Geçen haftalarda bir arkadşımla birbirimize söz vermiştik. Ayda 1 kere buluşup İstanbulda hiç görmediğimiz yerleri görmeye. Hava vs şartlarını bahane etmeyip bu cumartesi ilk buluşmamızı gerçekleştirdik. İlk olarak Kariye müzesini görmeye gittik.. Açıkçası ben daha önce hiç duymamıştım burayı.. Onun merakı ilk rotamızı çizdi. Edirnekapı'da buluştuktan sonra okları takip ederek çok kısa sürede yürüdük. Köşeyi döndünce şu yukarıdaki manzarayla karşılaştık. Evlere bayıldım ben.. İçlerinden bir tanesini de gözüme kestirdim:))

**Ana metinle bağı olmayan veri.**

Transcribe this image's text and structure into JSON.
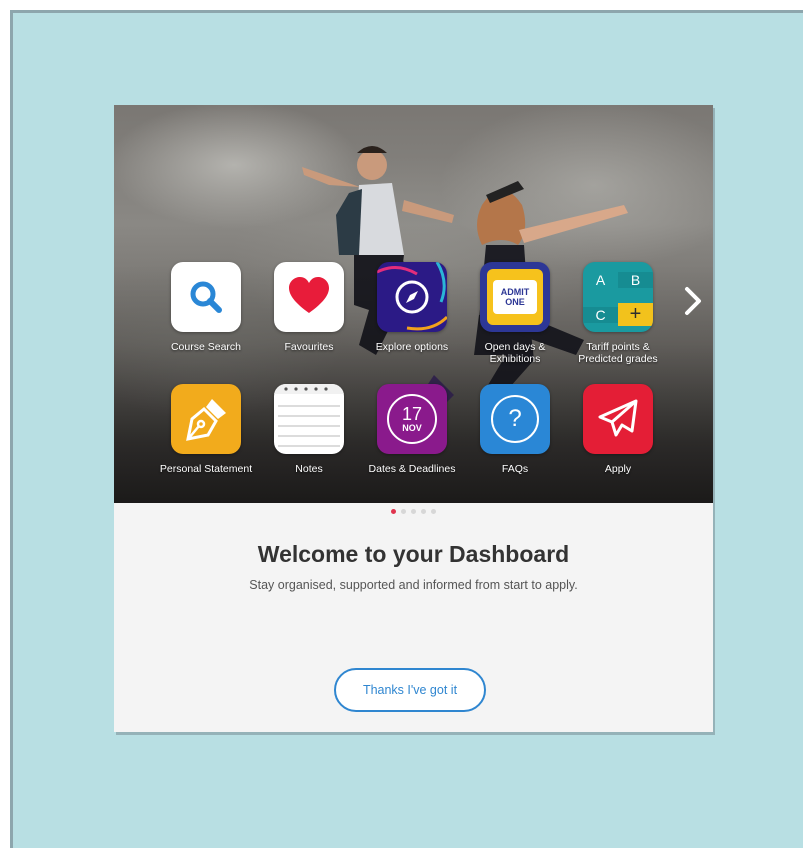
{
  "apps": [
    {
      "label": "Course Search",
      "icon": "search-icon",
      "color": "#ffffff"
    },
    {
      "label": "Favourites",
      "icon": "heart-icon",
      "color": "#ffffff"
    },
    {
      "label": "Explore options",
      "icon": "compass-icon",
      "color": "#2b1a86"
    },
    {
      "label": "Open days & Exhibitions",
      "icon": "ticket-icon",
      "color": "#2d3796",
      "ticket_text": "ADMIT ONE"
    },
    {
      "label": "Tariff points & Predicted grades",
      "icon": "grades-icon",
      "color": "#1a9aa0",
      "grid": [
        "A",
        "B",
        "C",
        "+"
      ]
    },
    {
      "label": "Personal Statement",
      "icon": "pen-icon",
      "color": "#f2ab1c"
    },
    {
      "label": "Notes",
      "icon": "notepad-icon",
      "color": "#ffffff"
    },
    {
      "label": "Dates & Deadlines",
      "icon": "calendar-icon",
      "color": "#8a1a8c",
      "day": "17",
      "month": "NOV"
    },
    {
      "label": "FAQs",
      "icon": "question-icon",
      "color": "#2a87d6"
    },
    {
      "label": "Apply",
      "icon": "paper-plane-icon",
      "color": "#e41e36"
    }
  ],
  "carousel": {
    "page_count": 5,
    "active_index": 0
  },
  "welcome": {
    "title": "Welcome to your Dashboard",
    "subtitle": "Stay organised, supported and informed from start to apply."
  },
  "actions": {
    "confirm_label": "Thanks I've got it"
  },
  "colors": {
    "background": "#b8dfe3",
    "accent": "#2f86d0",
    "dot_active": "#e0344e"
  }
}
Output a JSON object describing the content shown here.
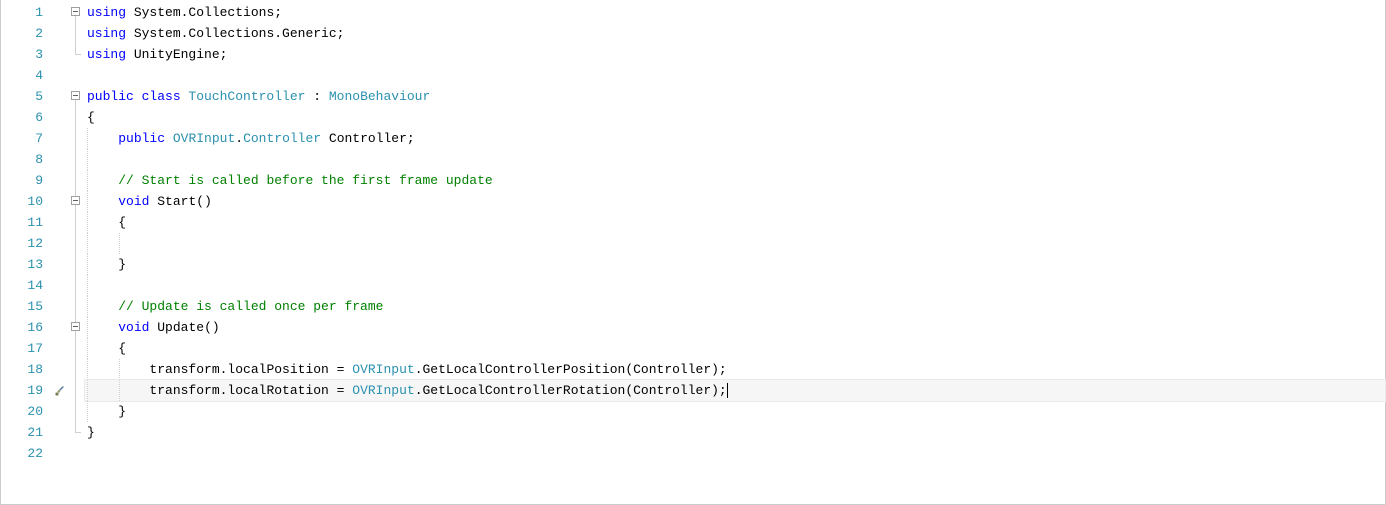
{
  "line_numbers": [
    "1",
    "2",
    "3",
    "4",
    "5",
    "6",
    "7",
    "8",
    "9",
    "10",
    "11",
    "12",
    "13",
    "14",
    "15",
    "16",
    "17",
    "18",
    "19",
    "20",
    "21",
    "22"
  ],
  "code": {
    "l1": {
      "kw_using": "using",
      "ns": " System.Collections;"
    },
    "l2": {
      "kw_using": "using",
      "ns": " System.Collections.Generic;"
    },
    "l3": {
      "kw_using": "using",
      "ns": " UnityEngine;"
    },
    "l4": "",
    "l5": {
      "kw_public": "public",
      "kw_class": " class ",
      "name": "TouchController",
      "colon": " : ",
      "base": "MonoBehaviour"
    },
    "l6": "{",
    "l7": {
      "indent": "    ",
      "kw_public": "public",
      "sp": " ",
      "type": "OVRInput",
      "dot": ".",
      "type2": "Controller",
      "rest": " Controller;"
    },
    "l8": "",
    "l9": {
      "indent": "    ",
      "comment": "// Start is called before the first frame update"
    },
    "l10": {
      "indent": "    ",
      "kw_void": "void",
      "sp": " ",
      "name": "Start",
      "paren": "()"
    },
    "l11": {
      "indent": "    ",
      "brace": "{"
    },
    "l12": "",
    "l13": {
      "indent": "    ",
      "brace": "}"
    },
    "l14": "",
    "l15": {
      "indent": "    ",
      "comment": "// Update is called once per frame"
    },
    "l16": {
      "indent": "    ",
      "kw_void": "void",
      "sp": " ",
      "name": "Update",
      "paren": "()"
    },
    "l17": {
      "indent": "    ",
      "brace": "{"
    },
    "l18": {
      "indent": "        ",
      "txt1": "transform.localPosition = ",
      "type": "OVRInput",
      "txt2": ".GetLocalControllerPosition(Controller);"
    },
    "l19": {
      "indent": "        ",
      "txt1": "transform.localRotation = ",
      "type": "OVRInput",
      "txt2": ".GetLocalControllerRotation(Controller);"
    },
    "l20": {
      "indent": "    ",
      "brace": "}"
    },
    "l21": "}",
    "l22": ""
  },
  "markers": {
    "l19": "screwdriver-icon"
  },
  "fold": {
    "l1": "box",
    "l5": "box",
    "l10": "box",
    "l16": "box"
  },
  "active_line": 19
}
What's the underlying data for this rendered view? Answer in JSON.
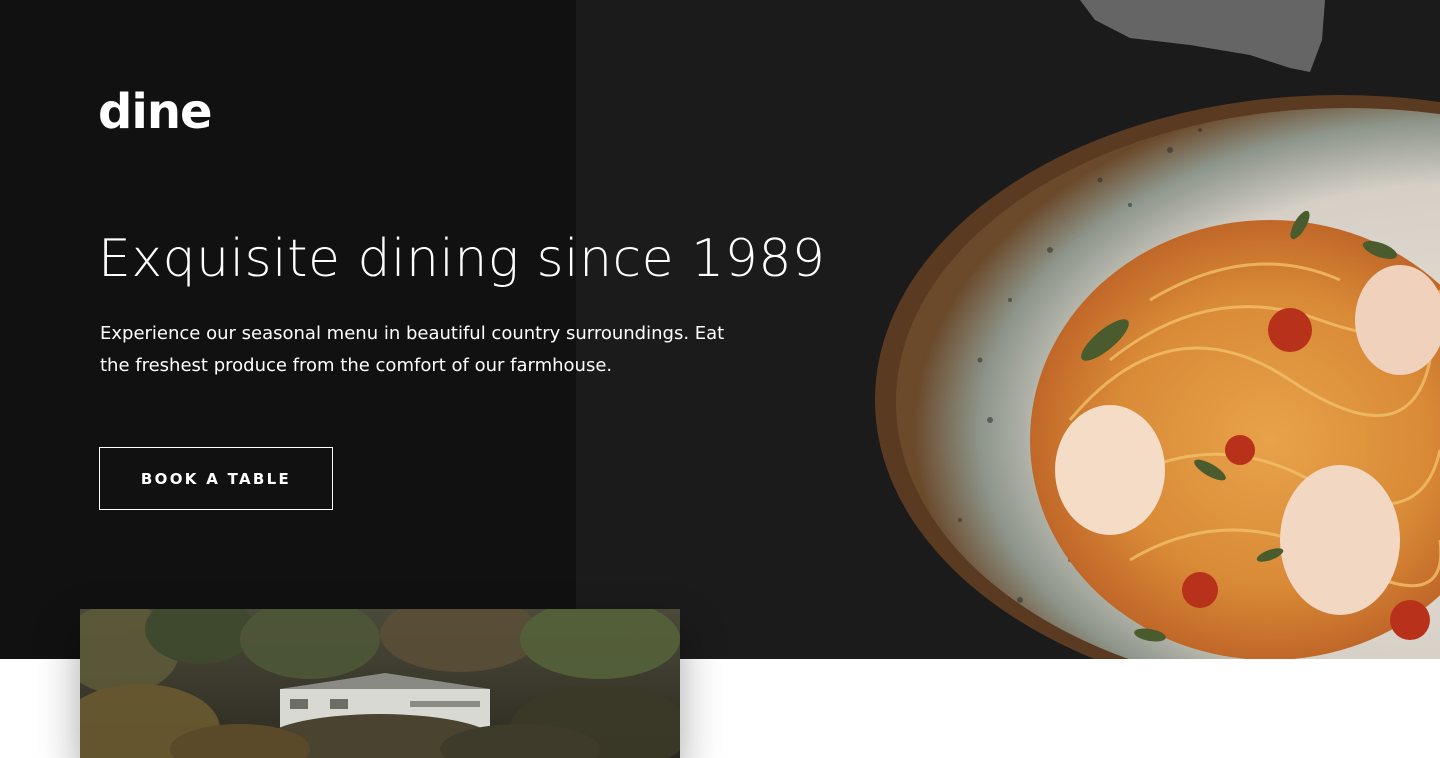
{
  "brand": {
    "logo_text": "dine"
  },
  "hero": {
    "title": "Exquisite dining since 1989",
    "description": "Experience our seasonal menu in beautiful country surroundings. Eat the freshest produce from the comfort of our farmhouse.",
    "cta_label": "BOOK A TABLE"
  },
  "images": {
    "hero_image": "pasta-plate-image",
    "feature_image": "farmhouse-in-forest-image"
  },
  "colors": {
    "hero_background": "#1b1b1b",
    "hero_left_panel": "#111111",
    "text": "#ffffff",
    "page_background": "#ffffff"
  }
}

Bu evlerin arasından yürüyüp sola dönünce müze karşınıza çıkıyor. Ortada turistler için çeşitli hediyelik eşyalar satan yerler ve çay bahçesi var. Tepeden manzara harika. İlk andan itibaren beklentilerimin üzerinde herşey.. Müzeye girmeden önce etrafında bolca fotograf çekildik. Cumartesi olmasına rağmen etraf bomboştu. Sanırım havanın durumunun etkisi vardı bunda. Müze girişi 15 ytl idi, ancak ben 20 ytl'ye müzekart aldım. Bir yıl boyunca da müzeleri ücretsiz gezme hakkım oldu.. Bu konudan da bahsetmek istiyorum. Müzekartın üzerinde isim soyisim fotograf filan görünce, yandık dedim, herhalde şimdi başvurup daha sonra alacağım. Yanımda fotograf yok diye de üzüldüm hatta ama hiçbirine gerek kalmadan kimliğimi alıp 2 dakikada müzekartımı basıp verdiler. İnanılmaz şaşırdım. Gerçekten bu kadar kolay olacagını sanmıyordum:)
Müzede düşündüğümden fazla turist vardı. Hepsi de çok yaşlı insanlar.. Biz olsak o yaşta yatıp dinlenmeyi tercih ederiz. Ama adamlar kalkıp buraya gelmiş, ellerinde rehber kitapları ve fotograf makineleri, her tarafı inceliyorlar.. Ben utandım valla, daha yeni varlığından haberdar olduğum yere kaç kilometre öteden insanlar gelmiş.. En çok da müzede hiç bir bilgi olmamasından utandım. Girişte ya da moziklerin önünde en ufak bir broşür, kitapçık, bilgi veren herhangi bir nokta dahi yok. Keşke ben de önceden iyice araştırıp gitmeymişim dedim.